Private equity, Channel markets, Channel investors, Midmarket

Patience: A Virtue Even In Merger, Acquisition Negotiations

Author: Nixon Peabody’s Samuel Kim
Author: Nixon Peabody's Samuel Kim

In the deal world, speed is prized and often, a key tool in establishing a competitive advantage. A quick response can signal the extent of a party’s interest, and executing a transaction expeditiously can be beneficial and sometimes, necessary to protect one’s leverage position (e.g., sellers in an auction setting).

However, patience can also be a valuable tool, particularly for family offices and the unique benefits that arise from their more “patient capital.”

As anyone involved in a recent auction process can attest to, it is a seller’s market.With all the “dry powder” waiting in the wings, rising multiples and seemingly shrinking supply of quality assets, the current environment for deal-making has become intensely competitive. Along with that, the question of – how to win deals and/or source proprietary deals – has grown in prominence, not only for traditional sponsors but also for family offices, given the growing trend of family offices making direct investments.

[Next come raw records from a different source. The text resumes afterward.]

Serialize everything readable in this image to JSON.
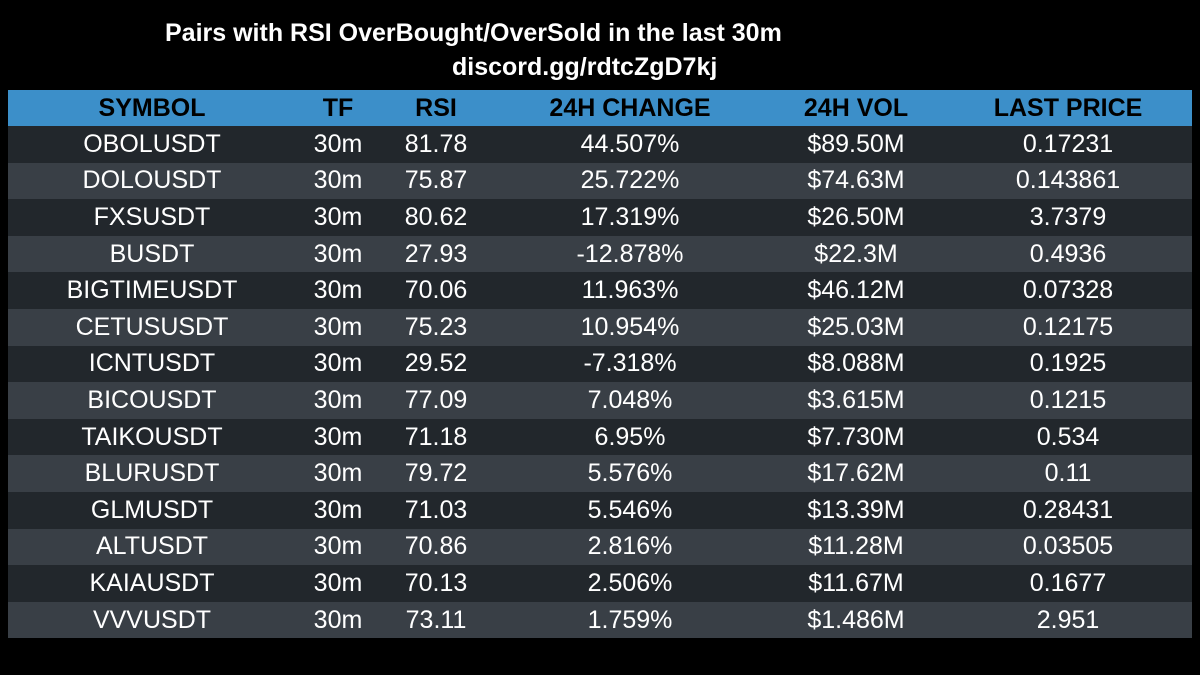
{
  "header": {
    "title": "Pairs with RSI OverBought/OverSold in the last 30m",
    "subtitle": "discord.gg/rdtcZgD7kj"
  },
  "table": {
    "columns": [
      "SYMBOL",
      "TF",
      "RSI",
      "24H CHANGE",
      "24H VOL",
      "LAST PRICE"
    ],
    "rows": [
      [
        "OBOLUSDT",
        "30m",
        "81.78",
        "44.507%",
        "$89.50M",
        "0.17231"
      ],
      [
        "DOLOUSDT",
        "30m",
        "75.87",
        "25.722%",
        "$74.63M",
        "0.143861"
      ],
      [
        "FXSUSDT",
        "30m",
        "80.62",
        "17.319%",
        "$26.50M",
        "3.7379"
      ],
      [
        "BUSDT",
        "30m",
        "27.93",
        "-12.878%",
        "$22.3M",
        "0.4936"
      ],
      [
        "BIGTIMEUSDT",
        "30m",
        "70.06",
        "11.963%",
        "$46.12M",
        "0.07328"
      ],
      [
        "CETUSUSDT",
        "30m",
        "75.23",
        "10.954%",
        "$25.03M",
        "0.12175"
      ],
      [
        "ICNTUSDT",
        "30m",
        "29.52",
        "-7.318%",
        "$8.088M",
        "0.1925"
      ],
      [
        "BICOUSDT",
        "30m",
        "77.09",
        "7.048%",
        "$3.615M",
        "0.1215"
      ],
      [
        "TAIKOUSDT",
        "30m",
        "71.18",
        "6.95%",
        "$7.730M",
        "0.534"
      ],
      [
        "BLURUSDT",
        "30m",
        "79.72",
        "5.576%",
        "$17.62M",
        "0.11"
      ],
      [
        "GLMUSDT",
        "30m",
        "71.03",
        "5.546%",
        "$13.39M",
        "0.28431"
      ],
      [
        "ALTUSDT",
        "30m",
        "70.86",
        "2.816%",
        "$11.28M",
        "0.03505"
      ],
      [
        "KAIAUSDT",
        "30m",
        "70.13",
        "2.506%",
        "$11.67M",
        "0.1677"
      ],
      [
        "VVVUSDT",
        "30m",
        "73.11",
        "1.759%",
        "$1.486M",
        "2.951"
      ]
    ]
  },
  "colors": {
    "background": "#000000",
    "header_bg": "#3c8fc9",
    "row_dark": "#22272c",
    "row_light": "#393f46",
    "text": "#ffffff"
  }
}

Much ink has been spilled on the answer to this question, and a comprehensive answer is beyond the scope of this article. Suffice it to say, the answer lies in a combination of different factors including the fundamental economics (i.e., being the highest bidder), existing relationships, and specialized or industry knowledge.

Family Offices: Investing for the Long Haul

That said, one key competitive advantage for family offices is the more patient or long-term nature of their capital. Traditional sponsors typically have a four- to seven-year holding period that’s driven by the need to deliver a return within that timeframe to their limited partners. However, family offices are able to invest with substantially longer holding periods because their capital does not face the same kind of expiration date, and their investment goals stretch well beyond the next four to seven years.

Often, sellers will have concerns regarding the long-term legacy of the business, retention of the employees and “slash and burn” approach of compromising long-term growth for short-term gains – even when they don’t have a vested interest in the business after the transaction. It is in these types of situations that “patient capital” can play a key role in alleviating these types of concerns. This is especially true in smaller, low- to mid-market transactions, where the parties frequently have a more-personal relationship with the business (e.g. founders, multi-generation family owners) and ascribe a greater value to the “intangibles” involved in a transaction.

Ultimately, the fundamentals will still be the fundamentals. The highest bidder will typically carry the day, and an appeal to “patient capital” is not likely to overcome a substantial difference in purchase price. Nonetheless, “patient capital” is a unique competitive advantage for family offices, which they can use to differentiate themselves and open the door to transactions that may otherwise be closed.